Some early-planted squash on plastic has set fruit—these should be protected if grown on farms with a history of Phytophthora. In research trials, the two actives that have been most effective at reducing fruit rots include mefenoxam and oxathiapiprolin. Mandipropamid (Revus) and fluopicolide (Presidio) could be alternated with these as "B-team" products. Formulations include:

  • Mefenoxam: Ridomil Gold Bravo and Copper (all cucurbits) and Ridomil Gold MZ (summer squash, melon, cukes) describe foliar applications on their label. Ultra Flourish (a generic) and Ridomil Gold describe soil directed applications. All have a five-day preharvest interval (PHI). In areas of the state with a long history of Ridomil, use resistance can be present.
  • Oxathiapiprolin: Formulations include Orondis Opti (pre-mix with Bravo) and Orondis Ultra (pre-mix with Revus).

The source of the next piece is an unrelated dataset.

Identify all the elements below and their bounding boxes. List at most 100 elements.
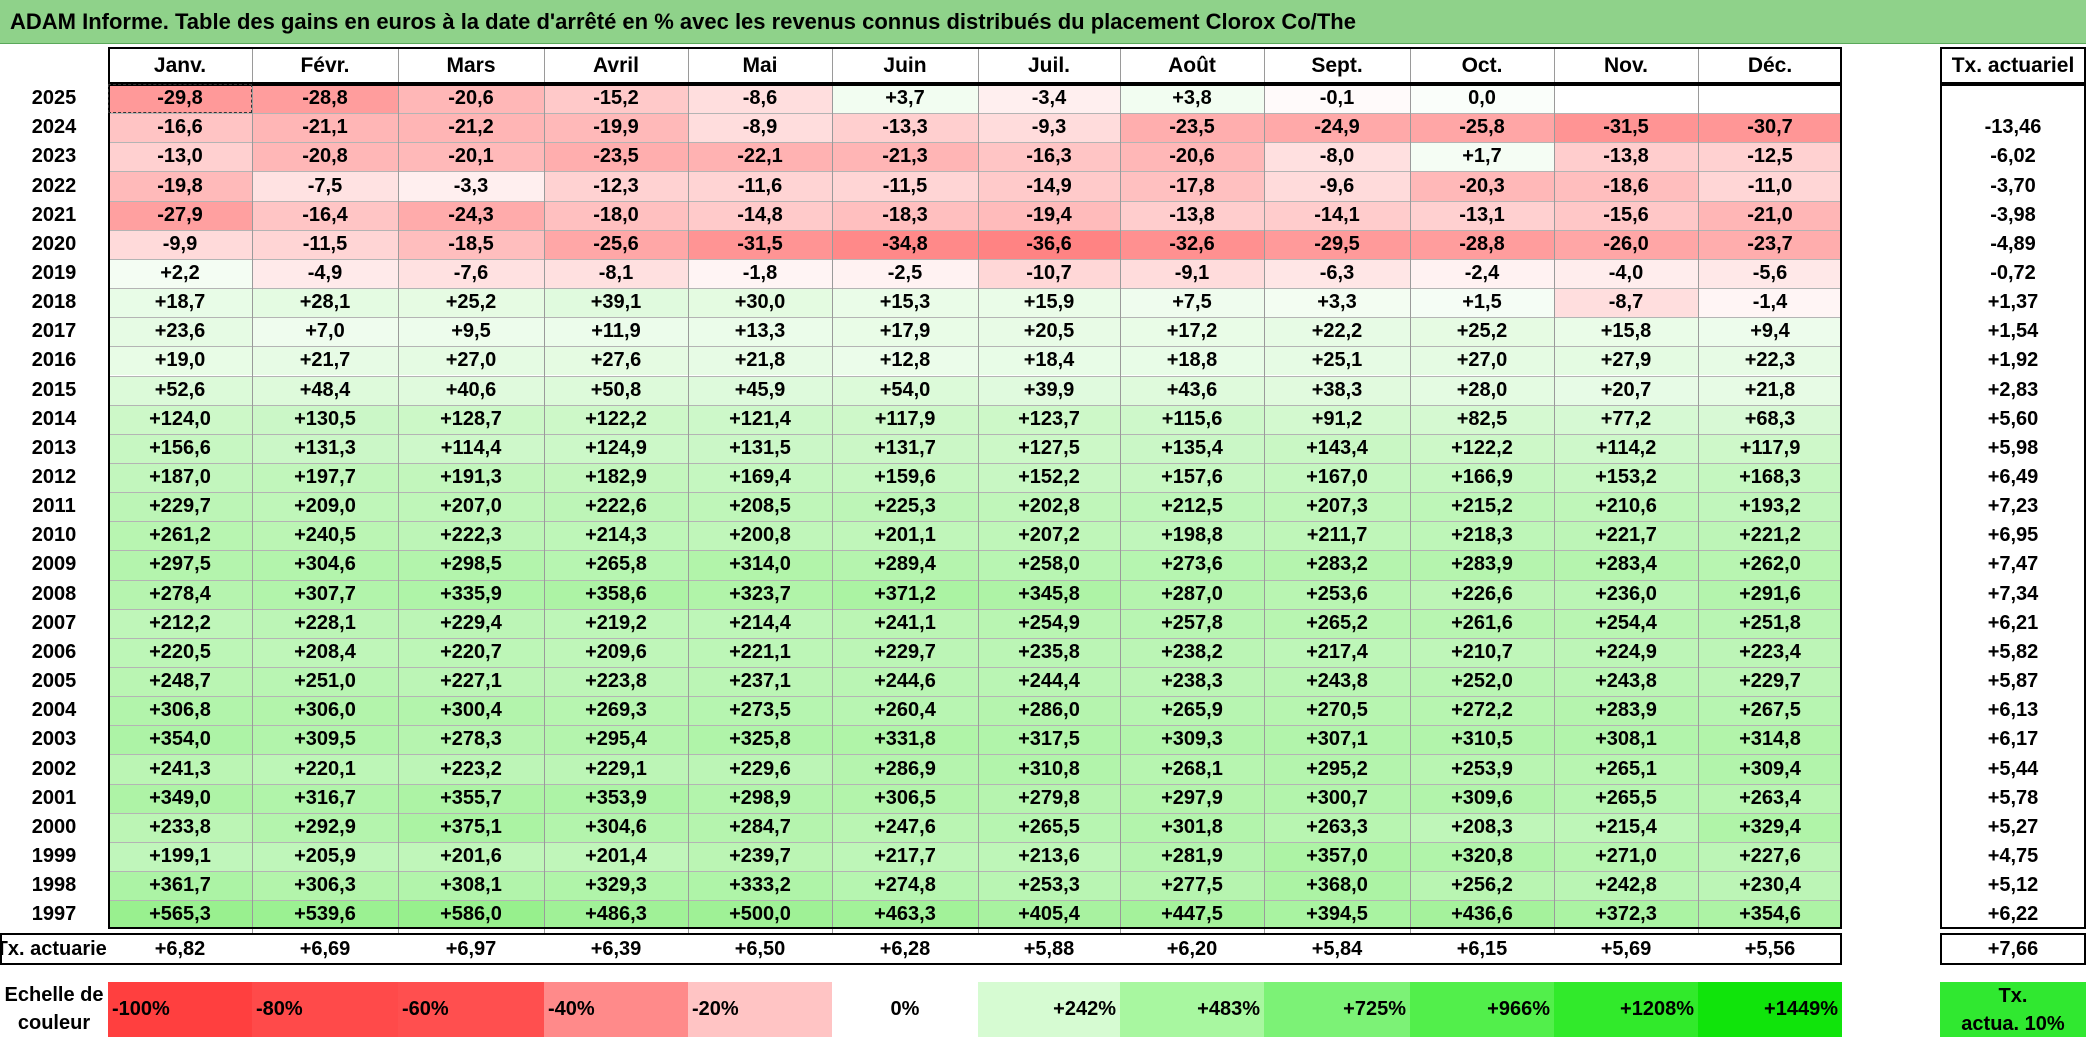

Onions need to be protected with fungicides given the weather. MSU plant pathologist Mary Hausbeck suggested tailoring programs for Stemphylium, which is a persistent problem, while keeping an eye out for downy mildew, for which we have also had favorable weather. Fluopyram (e.g., Luna Tranquility) is our most effective Stemphylium product, and Hausbeck suggests it is worthwhile to apply now. For protectants, consider using chlorothalonil in place of mancozeb. In Stemphylium trials, mancozeb was not at all effective, but chlorothalonil did help prevent Stemphylium. Remember, chlorothalonil is not a good tank-mix partner with Movento.

For tomatoes, peppers and potatoes, early blight symptoms have developed in southwest Michigan. Consider applying chlorothalonil as a protectant spray on a 7-10-day schedule. Bacterial leaf spot has also been detected in peppers. Late blight has not yet been detected in the Great Lakes region.

Sweet corn scouts have detected higher than normal European corn borer activity in the earliest plantings and corn earworm has already been captured in pheromone traps. Overall, delayed field corn plantings mean that early sweet corn may be larger, and much more attractive, to moths looking for a good host. This might mean we will see higher than normal early-season caterpillar activity this year, including corn borer and true armyworm. Be on the lookout for damage.

For European corn borer, once tassels emerge, the caterpillars will leave the whorl and can bore into the developing ear. Prompt treatment at row tassel with a pyrethroid can be effective when caterpillars are active at row tassel, as it can contact and kill larvae as they move down the plant.